The woman's identity, age and hometown have not been released. Among the issues investigators are trying to determine is whether she had been drinking.
The incident marked the second time in a year that a fan has fallen from the upper deck of the Coliseum; a teenager was seriously injured in a fall last December.
On Nov. 17, an unruly Buffalo Bills fan tried to slide down the upper-deck railing Ralph Wilson Stadium, flipped over and landed on a fan about 30 feet below him. Both men were OK, but the fan who fell was banned from the stadium for life.
Still, authorities with the Alameda County Sheriff's Office, which is responsible for providing security at Raiders games, said Monday there are no immediate plans to change security procedures.
The woman entered section 301, an area cordoned off from fans during games. Security officers are not required near such sections after a game is finished, authorities said, though it was not clear if any security officers were in the area before the woman went into the section.
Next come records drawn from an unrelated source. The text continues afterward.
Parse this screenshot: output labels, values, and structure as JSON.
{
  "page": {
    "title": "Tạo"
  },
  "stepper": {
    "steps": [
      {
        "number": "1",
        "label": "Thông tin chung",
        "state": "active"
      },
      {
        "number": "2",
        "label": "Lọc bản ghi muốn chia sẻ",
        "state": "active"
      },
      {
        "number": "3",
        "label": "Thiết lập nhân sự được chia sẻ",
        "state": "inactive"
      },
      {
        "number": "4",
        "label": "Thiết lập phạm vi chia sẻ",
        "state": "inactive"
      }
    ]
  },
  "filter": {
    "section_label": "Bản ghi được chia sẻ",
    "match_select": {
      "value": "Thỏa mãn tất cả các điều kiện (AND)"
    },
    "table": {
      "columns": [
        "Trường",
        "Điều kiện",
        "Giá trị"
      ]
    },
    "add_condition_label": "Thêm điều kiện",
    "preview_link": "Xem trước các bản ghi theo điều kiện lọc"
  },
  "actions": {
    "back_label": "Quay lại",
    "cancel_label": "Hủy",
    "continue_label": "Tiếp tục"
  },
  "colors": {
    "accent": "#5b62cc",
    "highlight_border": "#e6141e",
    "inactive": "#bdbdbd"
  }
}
"There's really nothing you can do," said Sgt. J.D. Nelson of the Alameda County Sheriff's Office. "You can go to any stadium in America, and if a fan is that determined to jump, he or she is going to jump, and it's going to end badly."
The woman was alive Monday, Nelson said, only because Navidad positioned himself between her and the concourse concrete below. Nelson has called him a "hero," but Navidad rejects the label. His family, though, says he's always been one.
"It doesn't surprise me at all that he sprung into action," said his wife of 27 years, Lora Robertson Navidad. "He did not want people to see that. He didn't want her to die, even though he didn't know her. He took one for the team."
Navidad, a Stockton native, served in the Marine Corps from 1970 to 1972, fighting in the Vietnam War. He served an additional 15 years in the reserves, and has worked for the General Services Administration for 42 years. The father of three, with eight grandchildren, has plans to retire soon and for the first time, the longtime Raider fan purchased season tickets this year.
He plans on returning to the Coliseum in December for the Raiders' two final home games of the season. He's preparing for a flashback of the incident. But, he said, he won't think twice if another fan needs his help.
"Had I not taken any actions and she hit the pavement, that there alone would have been etched in my mind until the day I die, knowing that I could have done something," he said. "That would have left an impact you'd never forget."